Tommy’s and What Live Footage Means
The performance at Tommy’s in Dallas captured in this video places Stevenson back in the city where the story began — a hometown show, the rough-edged intimacy of a live room that is the opposite of the Hollywood studio where the record was made. The image quality is what it is: a document rather than a production, the kind of footage that survives because someone in the room understood that what was happening was worth recording regardless of the technical result. There is a version of music history that only exists because somebody pointed a camera at a stage without waiting for ideal conditions. This is part of that history. Stevenson on a Dallas stage, singing a song that had passed through three pairs of hands — Moore’s incomplete verse, Blaskey’s instinct that it was a hit, Stevenson’s completed lyric — before it reached the radio and the charts and the Adult Contemporary number one position that gave him his peak commercial moment.

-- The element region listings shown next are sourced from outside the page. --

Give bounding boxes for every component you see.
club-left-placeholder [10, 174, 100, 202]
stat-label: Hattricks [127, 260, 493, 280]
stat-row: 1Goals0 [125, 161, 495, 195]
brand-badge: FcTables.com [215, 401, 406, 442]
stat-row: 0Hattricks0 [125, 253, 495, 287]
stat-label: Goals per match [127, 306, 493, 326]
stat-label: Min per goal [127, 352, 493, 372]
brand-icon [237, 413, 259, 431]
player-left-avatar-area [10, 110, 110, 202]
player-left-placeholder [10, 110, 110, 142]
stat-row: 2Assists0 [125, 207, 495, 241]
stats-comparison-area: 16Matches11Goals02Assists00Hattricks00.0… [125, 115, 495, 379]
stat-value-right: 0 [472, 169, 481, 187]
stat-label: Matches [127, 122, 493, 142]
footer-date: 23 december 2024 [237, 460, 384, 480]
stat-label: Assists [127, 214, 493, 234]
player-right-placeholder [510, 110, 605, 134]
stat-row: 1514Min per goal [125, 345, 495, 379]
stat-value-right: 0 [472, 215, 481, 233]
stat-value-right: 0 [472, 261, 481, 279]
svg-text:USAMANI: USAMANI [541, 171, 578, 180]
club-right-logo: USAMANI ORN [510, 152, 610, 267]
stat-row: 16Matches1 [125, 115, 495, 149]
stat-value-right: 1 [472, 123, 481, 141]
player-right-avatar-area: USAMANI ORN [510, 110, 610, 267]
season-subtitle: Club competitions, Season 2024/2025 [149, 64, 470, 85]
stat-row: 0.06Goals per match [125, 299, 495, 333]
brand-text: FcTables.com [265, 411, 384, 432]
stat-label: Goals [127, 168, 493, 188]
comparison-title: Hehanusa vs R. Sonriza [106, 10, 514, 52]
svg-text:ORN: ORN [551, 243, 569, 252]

In April 1988, Stevenson was admitted to hospital for heart valve surgery. A staph infection developed in the aftermath of the procedure. He died on April 28, 1988, aged thirty-eight. Eight years later, Brooks and Dunn recorded “My Maria” for their fourth studio album Borderline — Kix Brooks having championed the song while Ronnie Dunn remained sceptical, finding the falsetto passages challenging and the song’s origins in rock rather than country unfamiliar territory. Brooks eventually persuaded Dunn to record a second version of the vocal weeks after the first attempt. The second take is the one that reached number one on the American and Canadian country charts and won the 1997 Grammy Award for Best Country Performance by a Duo or Group with Vocal. Daniel Moore, who had considered his own verse and chorus too bubble-gum to bother finishing, told interviewers afterward that the Brooks and Dunn version had earned him more in royalties than every previous version combined — by a substantial margin. The original sold approximately 950,000 singles. The cover has sold over six million. The song Moore couldn’t be bothered to complete, that Blaskey took across town to a Dallas singer, has accumulated over six million US radio performances for the Brooks and Dunn version alone. Stevenson’s version was at 1.5 million when the count was last reported. The live footage from Tommy’s is from somewhere in the middle of all that — a man who had a top ten hit, playing it for his own city, before anyone knew how the rest of the story would go.